Lakes District Health Board says it remains strongly committed to providing a primary birthing and postnatal service at Taupō.
But such a service being available 24/7 has lately become difficult to achieve, with midwife and registered nurse shortages meaning the DHB had to restrict the opening hours of the birthing unit at Taupō Hospital last week. Further overnight closures of the unit are possible.
Midwives can practise either in the community as self-employed lead maternity carers or in birth facilities (hospital or primary facilities) on shifts, as DHB-employed midwives. Both hospital and community midwives are in short supply.
The DHB had trained registered nurses to work at the birthing unit alongside midwives but recent resignations had also removed that option.
There were no staff available for night shifts at the birthing unit last week which meant that no women and babies were able to stay overnight after birth between Monday and Friday.
Lead maternity carer midwives were able to use the unit for their clients to birth in but the women needed to then be discharged home or undertake the hour's travel to Rotorua Hospital's maternity unit for postnatal care.
The Taupō birthing unit reopened last Saturday, however there are upcoming gaps on the roster which the DHB is trying to fill.
The unit's clinical midwifery manager resigned last September and other resignations mean the Taupō unit has less than half the required staffing.
Taupō mother Tina Gillies, whose second child, son Rory, was born in Taupō in a rapid birth says the unit is "an amazing unit" with great support. After birthing Rory mid-afternoon on November 17, Tina stayed the night and had hoped to spend a second night there.
"I wasn't feeling 100 per cent and I wanted to try to get as much support as I could with my second to try and do better with breastfeeding," Tina says.
However, she was told the unit had to close for lack of staff and care at Rotorua was not offered as an option.
"There was no alternative [to Taupō] offered, there was no 'are you going to be okay?' It was just 'you have to go home, you have to go home today'."
After arriving home, Tina felt scared and unwell and says she was probably in delayed shock after such a speedy birth. She says if Rory had been her first baby she would not have been confident or comfortable to go home so soon and fears that other new mothers will have to be discharged before they are ready.
She wrote to Lakes DHB chief executive Nick Saville-Wood praising the Taupō unit but expressing her concerns about the early discharge.
Mr Saville-Wood replied saying any woman who needed clinical care (who was not safe to be discharged home) could be transferred to Rotorua Hospital, but most women who were clinically safe to go home were discharged home, albeit earlier than anyone would have liked.
"We are sorry that this happened in your case but please be reassured that this only happened when all other staffing options had been explored," the letter said. "We continue to seek to recruit and would employ midwives in the unit 24/7 if they were available."
Lakes DHB chief operating officer Alan Wilson said in a statement that everything possible was being done, with the DHB actively recruiting. However a national shortage of midwives has been compounded with the borders to Australia reopening, with a number of midwives heading to Australia.
Mr Wilson says the safety of both birthing women and their babies and staff is paramount.
There have been occasional closures of the Taupō unit over the past year, where staffing shortages have meant the unit is unable to offer or support continuing postnatal care due to gaps in the roster.
No Taupō community midwives were willing to comment but New Zealand College of Midwives midwifery adviser Claire MacDonald said retaining midwives was a national issue.
Ms MacDonald said while it was good news that women could still birth in Taupō, ideally they would be able to stay after the birth if they need to. However, if women had to go home their community midwife would still visit them there to provide care.
Contracts and pay equity for midwives was an issue but the job was also becoming harder and harder.
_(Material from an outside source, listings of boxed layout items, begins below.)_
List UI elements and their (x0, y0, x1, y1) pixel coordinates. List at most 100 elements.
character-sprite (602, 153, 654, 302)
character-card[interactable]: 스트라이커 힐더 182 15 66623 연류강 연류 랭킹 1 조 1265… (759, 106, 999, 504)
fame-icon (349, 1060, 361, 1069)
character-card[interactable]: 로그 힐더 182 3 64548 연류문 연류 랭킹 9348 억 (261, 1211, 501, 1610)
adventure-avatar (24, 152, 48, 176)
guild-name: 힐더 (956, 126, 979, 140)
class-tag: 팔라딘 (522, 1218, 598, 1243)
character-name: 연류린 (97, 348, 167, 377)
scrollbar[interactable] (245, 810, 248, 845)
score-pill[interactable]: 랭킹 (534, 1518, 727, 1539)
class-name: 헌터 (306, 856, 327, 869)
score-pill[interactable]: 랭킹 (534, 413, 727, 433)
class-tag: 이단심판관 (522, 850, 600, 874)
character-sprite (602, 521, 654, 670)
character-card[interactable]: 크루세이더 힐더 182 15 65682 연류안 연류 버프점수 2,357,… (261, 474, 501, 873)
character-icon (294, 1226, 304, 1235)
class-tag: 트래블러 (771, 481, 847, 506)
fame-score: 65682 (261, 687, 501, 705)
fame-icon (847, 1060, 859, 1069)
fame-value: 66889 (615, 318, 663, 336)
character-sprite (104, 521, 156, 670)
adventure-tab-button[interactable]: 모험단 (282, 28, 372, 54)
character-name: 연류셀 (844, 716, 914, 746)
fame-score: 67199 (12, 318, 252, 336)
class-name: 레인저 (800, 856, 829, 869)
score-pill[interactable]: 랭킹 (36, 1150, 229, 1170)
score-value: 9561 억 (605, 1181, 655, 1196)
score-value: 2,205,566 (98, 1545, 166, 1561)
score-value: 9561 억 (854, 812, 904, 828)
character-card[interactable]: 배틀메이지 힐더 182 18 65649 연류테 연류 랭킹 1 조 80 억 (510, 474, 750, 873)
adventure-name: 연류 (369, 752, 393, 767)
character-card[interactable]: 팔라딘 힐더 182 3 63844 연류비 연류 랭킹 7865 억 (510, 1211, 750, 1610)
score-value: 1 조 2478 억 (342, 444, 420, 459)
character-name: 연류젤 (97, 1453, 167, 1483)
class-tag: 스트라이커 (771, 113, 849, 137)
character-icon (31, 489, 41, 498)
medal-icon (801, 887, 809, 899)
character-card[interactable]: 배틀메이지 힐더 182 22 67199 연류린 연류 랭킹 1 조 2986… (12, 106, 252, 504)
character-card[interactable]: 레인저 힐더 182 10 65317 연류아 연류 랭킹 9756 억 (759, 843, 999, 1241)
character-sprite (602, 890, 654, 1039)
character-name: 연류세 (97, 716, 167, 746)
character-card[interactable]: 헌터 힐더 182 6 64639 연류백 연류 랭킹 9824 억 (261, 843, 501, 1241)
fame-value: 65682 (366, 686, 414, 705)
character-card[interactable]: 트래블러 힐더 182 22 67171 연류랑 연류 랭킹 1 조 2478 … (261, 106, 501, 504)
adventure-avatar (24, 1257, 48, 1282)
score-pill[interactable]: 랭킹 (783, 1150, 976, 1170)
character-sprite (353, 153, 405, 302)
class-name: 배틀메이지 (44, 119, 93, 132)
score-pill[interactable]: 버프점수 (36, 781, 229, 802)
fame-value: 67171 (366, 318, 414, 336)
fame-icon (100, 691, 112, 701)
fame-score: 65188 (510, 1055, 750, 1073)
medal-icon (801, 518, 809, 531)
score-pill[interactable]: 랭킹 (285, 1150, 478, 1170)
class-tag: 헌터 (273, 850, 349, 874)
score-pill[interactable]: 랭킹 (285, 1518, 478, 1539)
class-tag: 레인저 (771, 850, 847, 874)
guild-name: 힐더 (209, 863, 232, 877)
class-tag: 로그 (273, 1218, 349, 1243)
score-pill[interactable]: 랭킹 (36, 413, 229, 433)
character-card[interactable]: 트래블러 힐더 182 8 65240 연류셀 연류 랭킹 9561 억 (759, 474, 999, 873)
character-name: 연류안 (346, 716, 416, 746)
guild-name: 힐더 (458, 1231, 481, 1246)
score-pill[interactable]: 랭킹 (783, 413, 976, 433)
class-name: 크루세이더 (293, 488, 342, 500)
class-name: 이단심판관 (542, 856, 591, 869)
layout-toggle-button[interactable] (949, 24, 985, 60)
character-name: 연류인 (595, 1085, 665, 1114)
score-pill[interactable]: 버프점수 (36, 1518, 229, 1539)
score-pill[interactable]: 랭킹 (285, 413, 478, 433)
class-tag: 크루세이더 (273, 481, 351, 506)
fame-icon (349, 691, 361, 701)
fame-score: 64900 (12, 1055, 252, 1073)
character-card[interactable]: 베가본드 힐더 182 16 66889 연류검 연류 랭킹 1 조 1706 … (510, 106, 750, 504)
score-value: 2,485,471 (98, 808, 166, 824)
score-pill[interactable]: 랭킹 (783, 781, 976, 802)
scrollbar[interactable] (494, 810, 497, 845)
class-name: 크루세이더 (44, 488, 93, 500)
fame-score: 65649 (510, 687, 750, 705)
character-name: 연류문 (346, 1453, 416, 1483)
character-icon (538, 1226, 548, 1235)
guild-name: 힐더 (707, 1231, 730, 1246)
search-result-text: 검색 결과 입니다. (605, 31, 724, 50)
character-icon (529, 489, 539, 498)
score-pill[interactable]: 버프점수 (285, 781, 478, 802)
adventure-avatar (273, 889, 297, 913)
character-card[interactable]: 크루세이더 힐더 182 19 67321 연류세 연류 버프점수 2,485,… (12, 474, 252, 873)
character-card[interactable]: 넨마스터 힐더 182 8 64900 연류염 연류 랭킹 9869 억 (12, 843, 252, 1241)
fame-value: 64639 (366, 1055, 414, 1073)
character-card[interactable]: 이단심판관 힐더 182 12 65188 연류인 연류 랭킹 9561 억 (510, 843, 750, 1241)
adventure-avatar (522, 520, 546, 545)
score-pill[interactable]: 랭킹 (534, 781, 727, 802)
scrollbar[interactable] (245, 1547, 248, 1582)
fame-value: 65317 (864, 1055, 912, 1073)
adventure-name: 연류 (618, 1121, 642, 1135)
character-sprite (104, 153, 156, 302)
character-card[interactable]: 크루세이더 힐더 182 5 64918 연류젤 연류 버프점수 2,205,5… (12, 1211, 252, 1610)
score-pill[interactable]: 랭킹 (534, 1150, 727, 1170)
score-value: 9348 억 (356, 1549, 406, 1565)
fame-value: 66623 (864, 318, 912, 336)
Midwives lacked administrative and support structures and the community's expectations kept going up, she said.
"Pay for self-employed midwives has improved but the conditions have continued to get more difficult."
Part of that was because health outcomes were related to social inequities like poverty. Where women needed extra care or more input such as home visits or help to access obstetric services, midwives would provide them, although they did not receive any more money than they would for a straightforward pregnancy.
"Midwives see those needs and really feel a professional responsibility to meet them but it's not being factored into our contract model and it's not being factored into the pay that midwives are receiving so they carry a lot for these women," Ms MacDonald said.
"There's also increasing medical complexity which is happening for a whole lot of reasons and midwives in hospitals are feeling really stretched."
However, Ms MacDonald said that despite some difficult conditions, midwifery was a satisfying job.
"Midwives really love what they do and it's a profession that's underpinned by a really deep sense of purpose and ultimately that's what keeps people in it. Every single time you're at a birth and a new baby is born and a new family is made, it fills your cup again."
Midwifery degree enrolments jumped post-Covid but it is a four-year degree and the cost at WinTec in Hamilton is $29,888 for the degree. Online learning with on-site block courses are available for students in areas such as Taupō but the impact on a family can be huge.
Ms MacDonald said while the government was providing incentives for people to train in male-dominated areas like trades, it needed to apply the same thinking to female-dominated professions like midwifery and nursing where there was also an urgent need for staff.